Our last line of defense against gonorrhea is weakening,” Jonathan Mermin, director of CDC’s National Center for HIV/AIDS, Viral Hepatitis, STD, and TB Prevention, said in a statement Wednesday. “If resistance continues to increase and spread, current treatment will ultimately fail and 800,000 Americans a year will be at risk for untreatable gonorrhea.”

Gonorrhea is the second-most common STD in the United States. In 2014, there were more than 350,000 reported cases of the infection. If not treated, the disease can cause serious health problems including infertility, pelvic inflammatory disease and life-threatening ectopic pregnancy in women.

Katz told HuffPost that over the years, gonorrhea has grown resistant to everything thrown its way ― penicillin, tetracycline, cefixime, the list goes on.

So far, no case in the U.S. has proven untreatable by the CDC-recommended treatment, which includes a single shot of ceftriaxone and an oral dose of azithromycin. The first documented treatment failure in the world occurred in the United Kingdom in June.

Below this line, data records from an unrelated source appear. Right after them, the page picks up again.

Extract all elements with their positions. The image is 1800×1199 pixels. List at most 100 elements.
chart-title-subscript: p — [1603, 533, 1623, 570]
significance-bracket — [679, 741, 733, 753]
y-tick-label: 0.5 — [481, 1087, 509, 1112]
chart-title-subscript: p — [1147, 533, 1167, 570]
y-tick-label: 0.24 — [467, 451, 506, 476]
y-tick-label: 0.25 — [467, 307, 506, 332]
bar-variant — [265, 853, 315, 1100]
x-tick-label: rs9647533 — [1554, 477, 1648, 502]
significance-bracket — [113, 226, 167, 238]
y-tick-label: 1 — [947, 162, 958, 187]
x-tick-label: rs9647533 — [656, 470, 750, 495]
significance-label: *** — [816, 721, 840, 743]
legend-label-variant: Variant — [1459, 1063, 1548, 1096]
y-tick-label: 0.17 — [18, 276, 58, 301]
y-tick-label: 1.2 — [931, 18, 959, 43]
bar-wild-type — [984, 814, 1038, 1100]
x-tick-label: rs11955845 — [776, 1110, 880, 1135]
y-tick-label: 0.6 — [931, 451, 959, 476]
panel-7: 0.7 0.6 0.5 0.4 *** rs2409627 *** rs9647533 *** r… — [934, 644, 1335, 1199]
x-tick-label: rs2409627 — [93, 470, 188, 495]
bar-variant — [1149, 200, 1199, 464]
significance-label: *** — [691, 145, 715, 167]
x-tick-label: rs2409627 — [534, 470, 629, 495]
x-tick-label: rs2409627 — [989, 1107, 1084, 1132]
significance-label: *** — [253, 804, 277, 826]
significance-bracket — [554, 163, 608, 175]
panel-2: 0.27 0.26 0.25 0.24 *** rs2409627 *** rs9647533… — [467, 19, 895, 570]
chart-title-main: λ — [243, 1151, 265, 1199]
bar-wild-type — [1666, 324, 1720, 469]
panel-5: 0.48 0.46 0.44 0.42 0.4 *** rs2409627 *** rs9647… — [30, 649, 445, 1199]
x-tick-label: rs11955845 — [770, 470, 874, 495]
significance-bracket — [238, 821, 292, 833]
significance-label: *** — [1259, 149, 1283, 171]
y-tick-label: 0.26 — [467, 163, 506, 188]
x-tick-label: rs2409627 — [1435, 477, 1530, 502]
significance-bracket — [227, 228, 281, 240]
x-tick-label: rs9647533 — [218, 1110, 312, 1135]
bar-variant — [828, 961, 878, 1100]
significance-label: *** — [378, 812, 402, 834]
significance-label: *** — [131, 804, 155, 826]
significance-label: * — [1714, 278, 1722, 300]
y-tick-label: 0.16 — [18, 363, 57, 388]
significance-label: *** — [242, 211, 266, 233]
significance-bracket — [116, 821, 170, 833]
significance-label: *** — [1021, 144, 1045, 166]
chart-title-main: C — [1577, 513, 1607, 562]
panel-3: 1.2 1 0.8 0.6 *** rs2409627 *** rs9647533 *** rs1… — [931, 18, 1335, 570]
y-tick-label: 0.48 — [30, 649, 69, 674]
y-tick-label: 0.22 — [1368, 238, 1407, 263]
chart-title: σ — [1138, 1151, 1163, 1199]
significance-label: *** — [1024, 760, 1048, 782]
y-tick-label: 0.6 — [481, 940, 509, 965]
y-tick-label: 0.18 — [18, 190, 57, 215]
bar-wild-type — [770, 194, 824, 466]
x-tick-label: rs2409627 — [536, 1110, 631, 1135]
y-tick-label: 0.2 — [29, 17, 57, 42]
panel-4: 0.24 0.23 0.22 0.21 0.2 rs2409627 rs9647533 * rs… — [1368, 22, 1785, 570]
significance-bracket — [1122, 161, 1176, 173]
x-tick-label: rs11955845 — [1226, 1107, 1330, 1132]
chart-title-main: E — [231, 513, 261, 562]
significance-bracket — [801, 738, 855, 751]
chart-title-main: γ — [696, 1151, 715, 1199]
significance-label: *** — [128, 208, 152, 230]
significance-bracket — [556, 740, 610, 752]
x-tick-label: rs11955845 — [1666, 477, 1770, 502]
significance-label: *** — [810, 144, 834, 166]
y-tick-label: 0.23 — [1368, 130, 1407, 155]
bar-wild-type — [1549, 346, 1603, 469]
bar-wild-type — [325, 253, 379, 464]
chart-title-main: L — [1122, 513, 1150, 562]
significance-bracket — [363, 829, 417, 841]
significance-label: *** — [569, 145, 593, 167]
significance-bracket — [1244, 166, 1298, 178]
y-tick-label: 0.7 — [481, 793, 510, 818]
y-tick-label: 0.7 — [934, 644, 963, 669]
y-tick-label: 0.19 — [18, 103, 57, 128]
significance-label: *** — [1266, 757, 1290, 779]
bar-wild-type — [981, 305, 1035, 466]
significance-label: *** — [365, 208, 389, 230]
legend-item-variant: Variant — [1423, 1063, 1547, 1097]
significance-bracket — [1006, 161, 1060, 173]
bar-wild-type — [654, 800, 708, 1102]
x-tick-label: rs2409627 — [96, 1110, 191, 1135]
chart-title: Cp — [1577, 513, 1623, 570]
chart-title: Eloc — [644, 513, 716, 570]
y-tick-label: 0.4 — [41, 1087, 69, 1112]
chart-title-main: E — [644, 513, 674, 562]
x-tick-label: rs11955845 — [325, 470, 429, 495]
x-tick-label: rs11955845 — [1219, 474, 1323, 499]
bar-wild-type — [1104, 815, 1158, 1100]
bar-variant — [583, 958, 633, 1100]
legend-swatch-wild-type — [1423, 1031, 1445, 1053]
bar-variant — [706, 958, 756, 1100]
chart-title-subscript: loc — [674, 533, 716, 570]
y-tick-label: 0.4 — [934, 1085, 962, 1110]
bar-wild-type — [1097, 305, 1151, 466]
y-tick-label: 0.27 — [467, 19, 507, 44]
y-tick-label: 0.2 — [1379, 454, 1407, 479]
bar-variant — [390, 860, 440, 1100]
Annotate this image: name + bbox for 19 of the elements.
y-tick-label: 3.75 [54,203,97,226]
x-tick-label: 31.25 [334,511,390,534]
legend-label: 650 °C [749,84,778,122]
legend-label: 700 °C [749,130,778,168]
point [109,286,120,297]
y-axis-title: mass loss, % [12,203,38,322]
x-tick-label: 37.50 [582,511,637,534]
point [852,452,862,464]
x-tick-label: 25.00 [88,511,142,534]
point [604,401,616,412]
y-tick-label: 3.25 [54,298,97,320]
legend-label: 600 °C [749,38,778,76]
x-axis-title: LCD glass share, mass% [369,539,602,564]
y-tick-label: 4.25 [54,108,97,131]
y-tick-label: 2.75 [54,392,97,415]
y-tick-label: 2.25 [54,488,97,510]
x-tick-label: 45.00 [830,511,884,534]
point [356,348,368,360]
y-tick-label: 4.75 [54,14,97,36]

Katz said Hawaii is on the front lines of detecting antibiotic resistant gonorrhea strains, both because of its intensive gonorrhea surveillance testing and its geographic location between Asia and the mainland.

“We believe that a lot of resistance to gonorrhea originates in Asia,” he said. “We historically have identified the resistance of gonorrhea strains earlier.”

Mermin said that the Hawaii cluster is a perfect example of the system working as it’s supposed to.

“Front-line providers diagnosed and treated infections, public health officials quickly detected resistance, and we were able to use cutting-edge lab technologies to track its spread and treat people who were linked to the cluster,” he said in a statement. “A strong STD prevention and control infrastructure is critical to ensure we’re ready to confront drug resistance not just in Hawaii, but nationwide.”

Although the current recommended treatment is still effective, health officials are looking to the development of new tools in the fight against gonorrhea.

At the CDC’s STD Prevention Conference this week, researchers from Louisiana State University presented data on an experimental oral antibiotic, ETX0914, which has been shown in clinical trials to be a safe and effective treatment.